Joining the Sycamores after finishing his playing career, Smiley helped guide the Sycamores to five NCAA postseason berths during his time in Terre Haute, including a trip to the Super Regionals in 2023, the first in program history. Indiana State was 442-292 during Smiley's time, never recording a losing season and posting nearly 50 victories over Power-5 programs.

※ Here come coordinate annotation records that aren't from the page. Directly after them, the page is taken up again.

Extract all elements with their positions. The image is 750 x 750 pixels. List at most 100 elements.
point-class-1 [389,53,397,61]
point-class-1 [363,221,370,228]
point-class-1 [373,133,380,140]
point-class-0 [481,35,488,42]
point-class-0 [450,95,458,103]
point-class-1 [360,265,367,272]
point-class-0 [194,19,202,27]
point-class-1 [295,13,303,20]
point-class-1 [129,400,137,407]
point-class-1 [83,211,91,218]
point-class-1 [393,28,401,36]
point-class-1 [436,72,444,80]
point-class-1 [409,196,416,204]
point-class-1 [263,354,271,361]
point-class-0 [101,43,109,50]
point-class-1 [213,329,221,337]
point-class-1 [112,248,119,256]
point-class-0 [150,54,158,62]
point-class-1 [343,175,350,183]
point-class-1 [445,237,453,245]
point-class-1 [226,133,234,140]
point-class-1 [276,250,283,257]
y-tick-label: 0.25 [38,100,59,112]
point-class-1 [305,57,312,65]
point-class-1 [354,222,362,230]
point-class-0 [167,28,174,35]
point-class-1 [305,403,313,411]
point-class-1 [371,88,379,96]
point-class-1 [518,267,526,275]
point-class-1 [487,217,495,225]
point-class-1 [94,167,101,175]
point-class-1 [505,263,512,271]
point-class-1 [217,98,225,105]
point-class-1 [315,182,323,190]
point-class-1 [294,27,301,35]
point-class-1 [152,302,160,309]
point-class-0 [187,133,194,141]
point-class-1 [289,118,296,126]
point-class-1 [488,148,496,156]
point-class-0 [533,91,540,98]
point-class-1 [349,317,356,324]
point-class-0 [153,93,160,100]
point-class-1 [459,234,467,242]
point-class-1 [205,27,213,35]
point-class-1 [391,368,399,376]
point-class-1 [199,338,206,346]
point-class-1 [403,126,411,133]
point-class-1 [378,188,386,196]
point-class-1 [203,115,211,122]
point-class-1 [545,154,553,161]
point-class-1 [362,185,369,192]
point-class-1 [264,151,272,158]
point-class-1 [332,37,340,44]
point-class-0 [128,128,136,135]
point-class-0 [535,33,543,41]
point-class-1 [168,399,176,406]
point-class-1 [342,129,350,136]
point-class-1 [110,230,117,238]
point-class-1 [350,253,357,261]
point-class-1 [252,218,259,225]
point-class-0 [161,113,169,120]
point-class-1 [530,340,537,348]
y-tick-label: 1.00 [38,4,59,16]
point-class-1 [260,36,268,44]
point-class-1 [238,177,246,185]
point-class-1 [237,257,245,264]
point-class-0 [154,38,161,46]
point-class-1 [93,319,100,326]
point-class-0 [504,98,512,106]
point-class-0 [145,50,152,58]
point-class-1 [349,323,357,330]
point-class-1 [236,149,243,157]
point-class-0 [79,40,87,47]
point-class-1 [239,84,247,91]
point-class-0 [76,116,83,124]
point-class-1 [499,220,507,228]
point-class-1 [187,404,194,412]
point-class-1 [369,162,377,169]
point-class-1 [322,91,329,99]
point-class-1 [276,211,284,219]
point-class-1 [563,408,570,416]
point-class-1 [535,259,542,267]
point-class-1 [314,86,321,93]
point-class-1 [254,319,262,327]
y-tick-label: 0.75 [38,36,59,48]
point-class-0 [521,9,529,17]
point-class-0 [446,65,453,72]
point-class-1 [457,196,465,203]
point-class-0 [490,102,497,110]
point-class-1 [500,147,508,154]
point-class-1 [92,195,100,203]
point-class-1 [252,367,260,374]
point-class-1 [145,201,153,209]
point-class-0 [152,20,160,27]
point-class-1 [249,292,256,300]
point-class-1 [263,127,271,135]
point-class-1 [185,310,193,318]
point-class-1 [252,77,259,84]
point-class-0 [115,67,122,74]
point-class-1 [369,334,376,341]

When Indiana State head coach Rick Heller took the Iowa job in 2013, Smiley followed to Iowa City, but returned to Indiana State the following year as the top assistant to new head coach Mitch Hannahs.

==Miami University==
Named as Head Coach in June 2023, Smiley led the Redhawks to a 27-27 (.500) record in his first season (2024), but would take Miami to the NCAA regionals in the 2025 season, finishing the season with a 35-23 (.603) overall record, winning the MAC regular season and tournament championship, with a 23-7 (.767) conference record.

==Head coaching record==

Record table
| Season | Team | Overall | Conference | Standing | Postseason |
Miami RedHawks (Mid-American Conference) (2024–present)
| 2024 | Miami (OH) | 27–27 | 17–13 | T–4th | MAC tournament |
| 2025 | Miami (OH) | 35–23 | 23–7 | T–1st | NCAA Regional |
| 2026 | Miami (OH) | 38–17 | 25–8 | 1st | MAC tournament |
| Wright State: |  | 100–67 (.599) | 65–28 (.699) |  |  |  |  |  |
| Total: |  | 100–67 (.599) |  |  |  |  |  |  |  |
National champion Postseason invitational champion Conference regular season champion Conference regular season and conference tournament champion Division regular season champion Division regular season and conference tournament champion Conference tournament champion

==Personal life==
Smiley graduated with a bachelor's degree in exercise science from Arkansas-Little Rock.